Una “leva” è composta – oggi – da 460.000 nuovi nati italiani e da 70.000 infanti stranieri. Vent’anni fa, gli italiani erano 550.000 e gli stranieri 20.000 (tutte le cifre sono state arrotondate).

Che il “seme italico” stia percorrendo un lungo ed inevitabile declino, già lo sapevamo: che succede se, di quel mezzo milione circa, se ne vanno ogni anno in…facciamo 50.000?

Ve lo dico io che sono stato insegnante: se ne vanno i migliori, quei 3-4 per classe che fanno la differenza.

Col tempo, emigreranno anche 2-3 che andranno a fare i falegnami od i saldatori, così – in Italia – rimarranno i peggiori. I figli degli extracomunitari seguono un percorso similare, ma pochi riescono ad emergere, almeno per ora.

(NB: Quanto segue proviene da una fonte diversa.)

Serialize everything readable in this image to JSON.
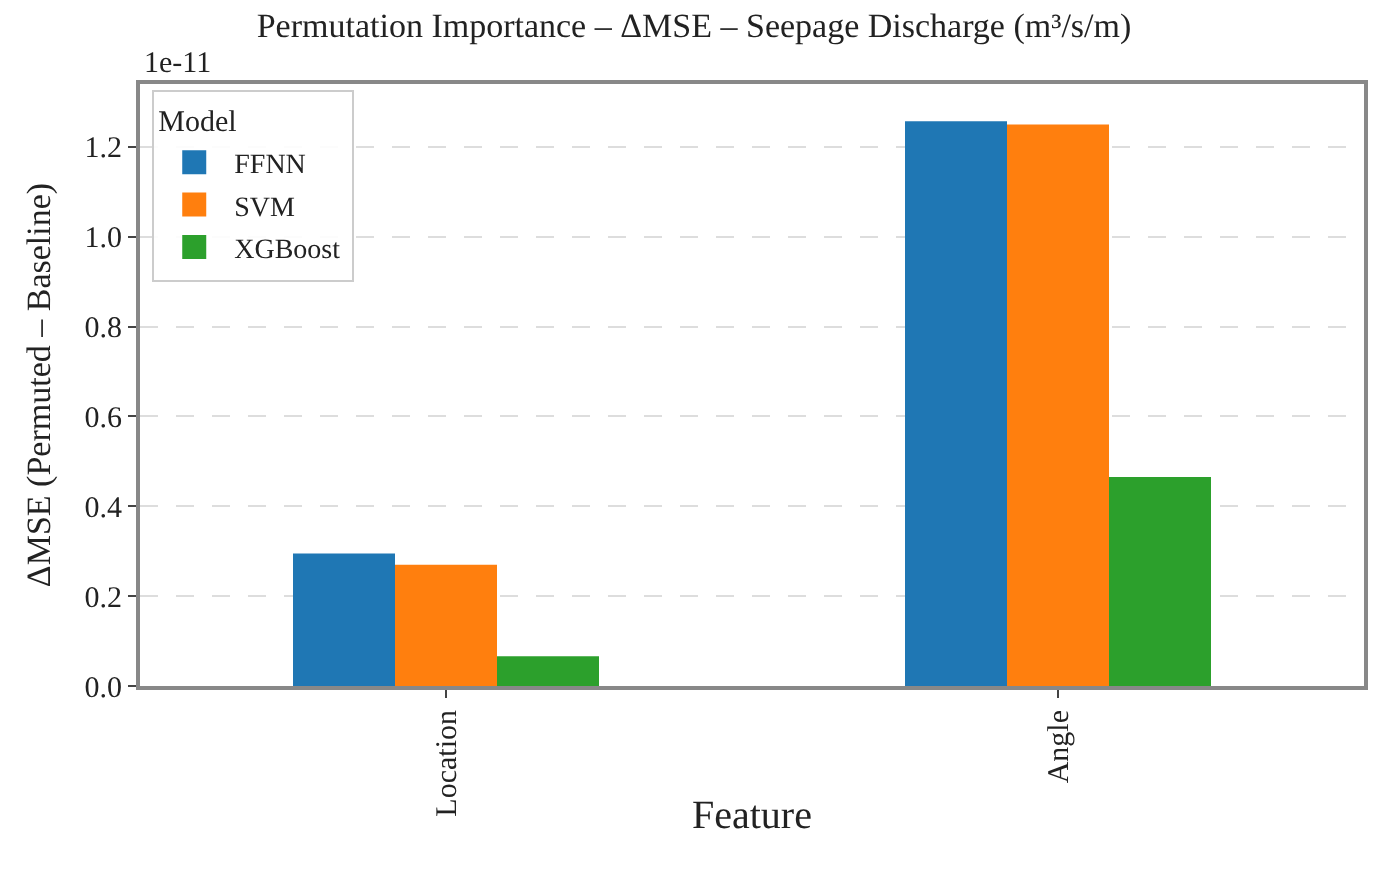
{
  "chart_data": {
    "type": "bar",
    "title": "Permutation Importance – ΔMSE – Seepage Discharge (m³/s/m)",
    "xlabel": "Feature",
    "ylabel": "ΔMSE (Permuted – Baseline)",
    "legend_title": "Model",
    "annotations": [
      "1e-11"
    ],
    "categories": [
      "Location",
      "Angle"
    ],
    "series": [
      {
        "name": "FFNN",
        "color": "#1f77b4",
        "values": [
          0.295,
          1.257
        ]
      },
      {
        "name": "SVM",
        "color": "#ff7f0e",
        "values": [
          0.27,
          1.25
        ]
      },
      {
        "name": "XGBoost",
        "color": "#2ca02c",
        "values": [
          0.066,
          0.465
        ]
      }
    ],
    "ylim": [
      0,
      1.34
    ],
    "yticks": [
      {
        "value": 0,
        "label": "0.0"
      },
      {
        "value": 0.2,
        "label": "0.2"
      },
      {
        "value": 0.4,
        "label": "0.4"
      },
      {
        "value": 0.6,
        "label": "0.6"
      },
      {
        "value": 0.8,
        "label": "0.8"
      },
      {
        "value": 1,
        "label": "1.0"
      },
      {
        "value": 1.2,
        "label": "1.2"
      }
    ],
    "grid": "y",
    "legend": "top left"
  }
}
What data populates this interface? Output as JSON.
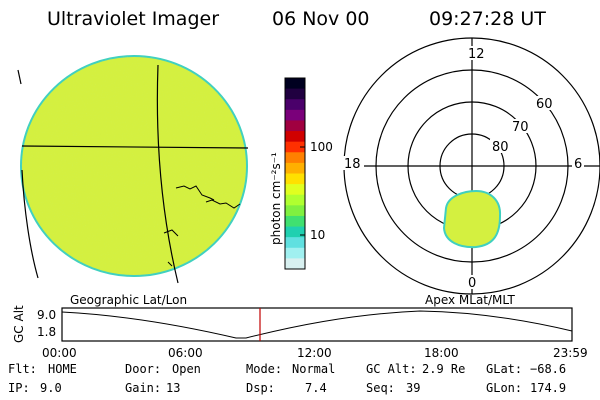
{
  "header": {
    "title": "Ultraviolet Imager",
    "date": "06 Nov 00",
    "time": "09:27:28 UT"
  },
  "colorbar": {
    "unit_label": "photon cm⁻²s⁻¹",
    "tick_100": "100",
    "tick_10": "10",
    "colors": [
      "#000020",
      "#200040",
      "#4a006a",
      "#7a007a",
      "#a00040",
      "#d00000",
      "#ff3000",
      "#ff8000",
      "#ffb000",
      "#ffe000",
      "#e0ff20",
      "#b0ff30",
      "#80f040",
      "#40e070",
      "#20d0b0",
      "#60e0e0",
      "#a0f0f0",
      "#d8f0f0"
    ]
  },
  "polar": {
    "mlt_12": "12",
    "mlt_18": "18",
    "mlt_6": "6",
    "mlt_0": "0",
    "lat_60": "60",
    "lat_70": "70",
    "lat_80": "80"
  },
  "panel_labels": {
    "left": "Geographic Lat/Lon",
    "right": "Apex MLat/MLT"
  },
  "orbit": {
    "ylabel": "GC Alt",
    "ytick_top": "9.0",
    "ytick_bottom": "1.8",
    "xticks": [
      "00:00",
      "06:00",
      "12:00",
      "18:00",
      "23:59"
    ],
    "marker_color": "#c00000"
  },
  "status": {
    "flt_label": "Flt:",
    "flt_value": "HOME",
    "ip_label": "IP:",
    "ip_value": "9.0",
    "door_label": "Door:",
    "door_value": "Open",
    "gain_label": "Gain:",
    "gain_value": "13",
    "mode_label": "Mode:",
    "mode_value": "Normal",
    "dsp_label": "Dsp:",
    "dsp_value": "7.4",
    "gcalt_label": "GC Alt:",
    "gcalt_value": "2.9 Re",
    "seq_label": "Seq:",
    "seq_value": "39",
    "glat_label": "GLat:",
    "glat_value": "−68.6",
    "glon_label": "GLon:",
    "glon_value": "174.9"
  },
  "image_color": "#d4f040",
  "image_edge_color": "#40d0c0"
}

Una parte dei bimbi-minkia rimanenti si sistemerà – grazie ai buoni uffici di papà e mammà – in politica, andranno ad ingrossare le fila di quel milione d’italiani che campa credendo d’essere classe dirigente. Diventeranno, così, mezza-età-minkia ed anziani-minkia: ma benestanti ed in buona salute.

Gli altri, si leveranno il sangue per pagare fior di tasse (e mantenerli) e seguiranno una vita ritmata dai piani industriali di Marchionne e dalle promesse del Renzi di turno. Moriranno poveri, senza mai arrivare ad uno straccio di pensione, perché i bimbi-minkia, quando cresceranno, alzeranno l’asticella ogni anno. Già lo fanno oggi, figuriamoci domani: un vero e proprio scenario da Orwell. A ripensarci, meglio Huxley con le sue allucinate felicità.

Andandosene, si raggiungono due specifici obiettivi: si campa meglio, al diavolo tutta la retorica sul “belpaese” e sulla patria (min). Magari non ci sarà il mare o il bosco di casa, ma tornate a chiedere a quelli che hanno mare e bosco come campano.

Il secondo obiettivo è meno appariscente, ma più “strategico”: mi dite voi, come farà a sopravvivere (od a decollare economicamente) un Paese che non ha un futuro industriale, un futuro agricolo e nemmeno turistico? E quando non ci saranno più teste pensanti (che già oggi contano poco o niente)?

Sarà una nazione che crollerà lentamente, ma più in fretta del previsto: più in là non mi spingo – la mia età non me lo consente – e ci sono giovani scrittori che hanno bisogno di scrutare il futuro: lo facciano, si divertano e soffrano un poco anch’essi.

Da parte mia, ho già scelto: Madeira. Dovrò prima mettere a posto alcune cose, mettere in mare la Gretel e poi veleggiare. Le mie ceneri riposeranno in Atlantico? Non importa: il mare, a pensarci un attimo, è uno solo che tutto circonda ed accarezza. Sono gli uomini a dargli tanti nome diversi, per distinguersi gli uni dagli altri e dimenticarsi così che non esistono le razze, ma solo la specie.